Аниняска всплеснула руками: — Да мыслимое ли это дело?
— От такого, как он, всего можно ждать. С богатых требовать он не осмеливается, а дерет с бедняков и вдов. Такие-то, как Лун-гу да Трехносый, еще почище разбойников с большой дороги будут.
— Я схожу к Гицэ,— возмутившись, сказал Стойка Чернец,— и скажу ему твердо, чтобы не шел против народа, а то худо ему будет. Стакнулся с мироедом, задерживает раздел земли, объявленной по закону, все созывает да распускает комиссии.

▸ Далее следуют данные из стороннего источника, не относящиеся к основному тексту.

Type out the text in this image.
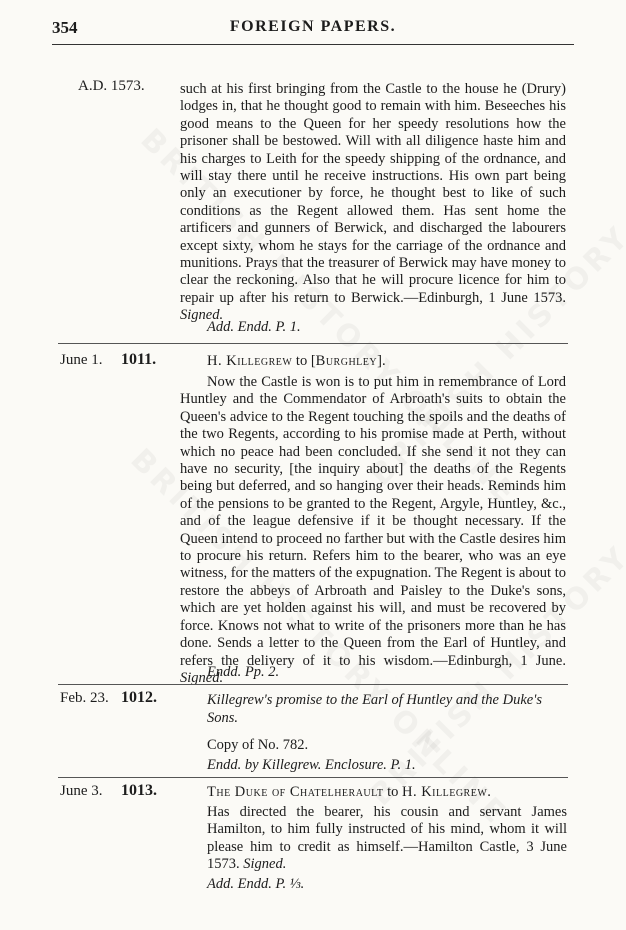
354	FOREIGN PAPERS.
A.D. 1573. such at his first bringing from the Castle to the house he (Drury) lodges in, that he thought good to remain with him. Beseeches his good means to the Queen for her speedy resolutions how the prisoner shall be bestowed. Will with all diligence haste him and his charges to Leith for the speedy shipping of the ordnance, and will stay there until he receive instructions. His own part being only an executioner by force, he thought best to like of such conditions as the Regent allowed them. Has sent home the artificers and gunners of Berwick, and discharged the labourers except sixty, whom he stays for the carriage of the ordnance and munitions. Prays that the treasurer of Berwick may have money to clear the reckoning. Also that he will procure licence for him to repair up after his return to Berwick.—Edinburgh, 1 June 1573. Signed.

Add. Endd. P. 1.
June 1. 1011.	H. Killegrew to [Burghley].

Now the Castle is won is to put him in remembrance of Lord Huntley and the Commendator of Arbroath's suits to obtain the Queen's advice to the Regent touching the spoils and the deaths of the two Regents, according to his promise made at Perth, without which no peace had been concluded. If she send it not they can have no security, [the inquiry about] the deaths of the Regents being but deferred, and so hanging over their heads. Reminds him of the pensions to be granted to the Regent, Argyle, Huntley, &c., and of the league defensive if it be thought necessary. If the Queen intend to proceed no farther but with the Castle desires him to procure his return. Refers him to the bearer, who was an eye witness, for the matters of the expugnation. The Regent is about to restore the abbeys of Arbroath and Paisley to the Duke's sons, which are yet holden against his will, and must be recovered by force. Knows not what to write of the prisoners more than he has done. Sends a letter to the Queen from the Earl of Huntley, and refers the delivery of it to his wisdom.—Edinburgh, 1 June. Signed.

Endd. Pp. 2.
Feb. 23. 1012.	Killegrew's promise to the Earl of Huntley and the Duke's Sons.
Copy of No. 782.
Endd. by Killegrew. Enclosure. P. 1.
June 3. 1013.	The Duke of Chatelherault to H. Killegrew.

Has directed the bearer, his cousin and servant James Hamilton, to him fully instructed of his mind, whom it will please him to credit as himself.—Hamilton Castle, 3 June 1573. Signed.

Add. Endd. P. ⅓.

Кое-кому в Малу Сурпат замазал глаза десятком погонов. Нищие, кричит, подождут. Раздулся от важности и от злости — вот-вот лопнет!
Вета сделала большие глаза.
— Говорила мне сестра моя Кица,— таинственно зашептала она,—что с четверга на пятницу снился ей сон, а в этом сне будто несем мы под дождем Гицэ Лунгу на кладбище и причитаем мы с нею по покойнику и смеемся.
Крестная София торопливо трижды перекрестила ребенка. Ана спросила:
— А Кица не говорила, меня там не было?
— Была и ты, тоже причитала.
Ана Зевзяка развеселилась. На дворе залаяла цепная собака, потом успокоилась. Послышались шаги и голоса. Настасия встала, осторожно держа в руках ребенка, и ушла в соседнюю комнату. Этим вечером обещался прийти к Уце ее брат, Маноле Рошиору, с двумя недавно демобилизованными солдатами. Эти двое только сегодня приехали и привезли весточку от Кокора: письмо за пятью печатями. Они зезли его вдвоем: если с одним что случится, другой взял бы его и передал в руки либо Настасий, либо Аниняске. Такие письма приходили и раньше, их тоже привозили демобилизованные. Настасия жаловалась — мол, только «мой» не приезжает. Теперь она стояла у приоткрытой двери, держа Тасе на руках, и сердце ее колотилось. Руки у нее были заняты, и она не могла вытереть хлынувшие слезы.
В большой комнате, где сидели собравшиеся, послышались шаги и громкие голоса. Но вдруг голоса утихли. Вместе с братом Уцы вошли Григоре Алиор и Симион Пескару.
— Принесли письмо? — спросила крестная Уца, указывая глазами на дверь в соседнюю комнату.
— Принес,— ответил Алиор.
— Добрые вести?
— Добрые.
После этого обмена словами Настасия ничего больше не могла расслышать и нетерпеливо топталась на месте, ожидая драгоценного подарка.
— Митря в госпитале,— шептал между тем Алиор Аниняске.— Он и этой весною тоже там побывал, только не уведомлял вас, чтобы не пугать. Его ранило в левое бедро осколками от снаряда. Пятнадцать дней пролежал, пока доктора не выходили. Они приказывали еще лежать, да он не захотел и попросился немедленно на фронт.